In any given country, there are several issues to consider. For one thing, even in fragile states, budget practitioners do not operate in a legal vacuum. It is not very helpful to imagine the “founding fathers” getting together in a conference room to vigorously debate the design of a new PFM system from scratch. In Afghanistan, there is a post-Soviet heritage, and even the Palestinian Authority has to consider Jordanian (in the West Bank) and Egyptian (in Gaza) legal heritages. If an “Hour Zero” budget framework law is pointless, then the purpose of comprehensive legal reform in a fragile state actually begins to look a lot like it would in any other country. It is a means to consolidate and lock in a lengthy reform process, once everyone involved is reasonably secure about the new rules.

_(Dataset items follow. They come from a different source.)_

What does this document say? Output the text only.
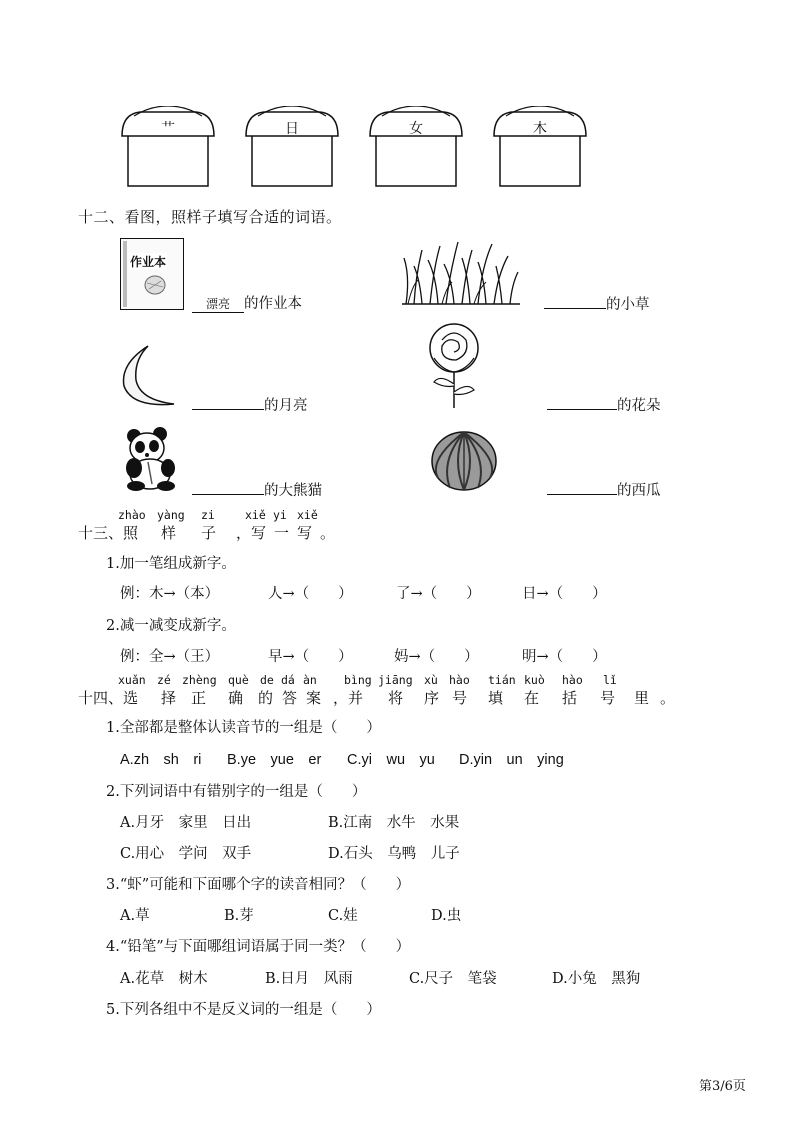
艹	日	女	木
十二、看图，照样子填写合适的词语。
作业本
漂亮 的作业本	的小草
的月亮	的花朵
的大熊猫	的西瓜
zhào yàng zi	xiě yi xiě
十三、照 样 子 ，写 一 写 。
1.加一笔组成新字。
例：木→（本）	人→（　　）	了→（　　）	日→（　　）
2.减一减变成新字。
例：全→（王）	早→（　　）	妈→（　　）	明→（　　）
xuǎn zé zhèng què de dá àn bìng jiāng xù hào tián kuò hào lǐ
十四、选 择 正 确 的 答 案 ，并 将 序 号 填 在 括 号 里 。
1.全部都是整体认读音节的一组是（　　）
A.zh　sh　ri B.ye　yue　er C.yi　wu　yu D.yin　un　ying
2.下列词语中有错别字的一组是（　　）
A.月牙　家里　日出	B.江南　水牛　水果
C.用心　学问　双手	D.石头　乌鸭　儿子
3.“虾”可能和下面哪个字的读音相同？（　　）
A.草	B.芽	C.娃	D.虫
4.“铅笔”与下面哪组词语属于同一类？（　　）
A.花草　树木	B.日月　风雨	C.尺子　笔袋	D.小兔　黑狗
5.下列各组中不是反义词的一组是（　　）
第3/6页
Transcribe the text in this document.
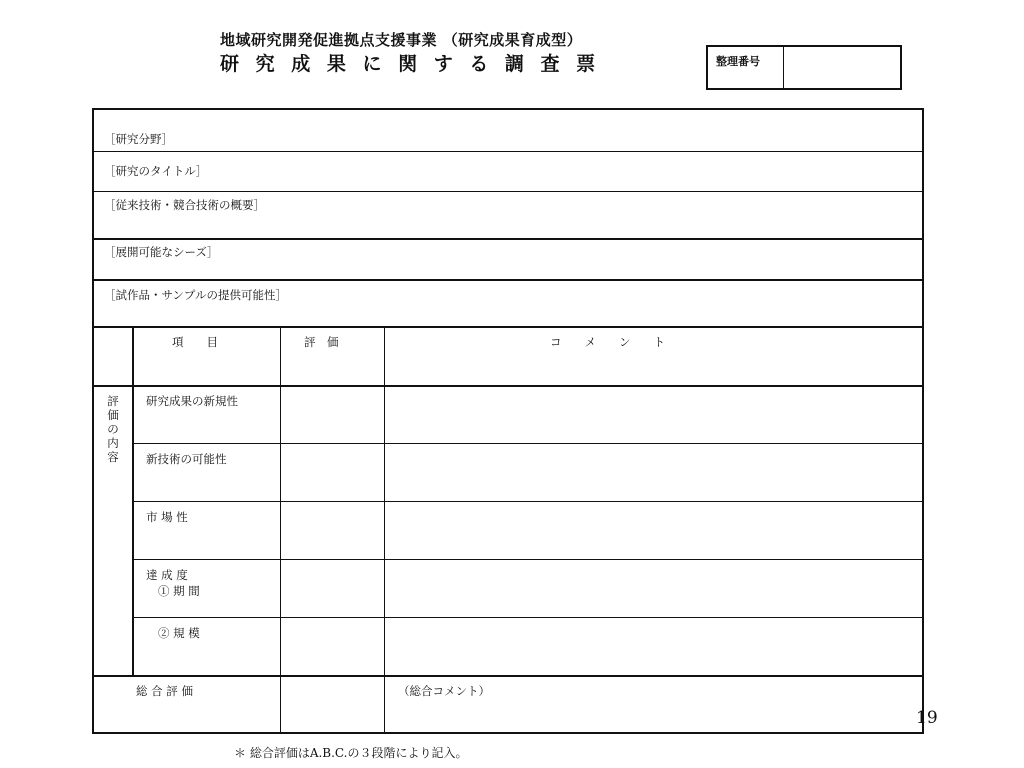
地域研究開発促進拠点支援事業 （研究成果育成型）
研 究 成 果 に 関 す る 調 査 票	整理番号
［研究分野］
［研究のタイトル］
［従来技術・競合技術の概要］
［展開可能なシーズ］
［試作品・サンプルの提供可能性］
項　　目	評　価	コ　　メ　　ン　　ト
評
価
の
内
容
研究成果の新規性
新技術の可能性
市 場 性
達 成 度
① 期 間
② 規 模
総 合 評 価	（総合コメント）
19
＊ 総合評価はA.B.C.の３段階により記入。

In the meantime, what to do about a messy legal framework that is contradictory or out of date? It depends a lot on the context. As the old saying goes, in German public administration ‘everything that is not allowed is forbidden’, in England ‘everything not forbidden is allowed’. In some countries, finance ministries and other parts of the government have plenty of authority to regulate parts of the PFM system through decrees, budget circulars and other, similar sub-law instruments. In other countries, civil servants might not pick up a pencil without an explicit law enabling them to do so because doing so might well be illegal. These concerns cannot just be dismissed. However, in countries where informality and fragmentation are widespread, formal laws will matter less than leadership and authority within public administration. In such cases, reformers might be well advised to think of ways to strengthen basic budgetary functions before worrying about the constitutionality of block grants.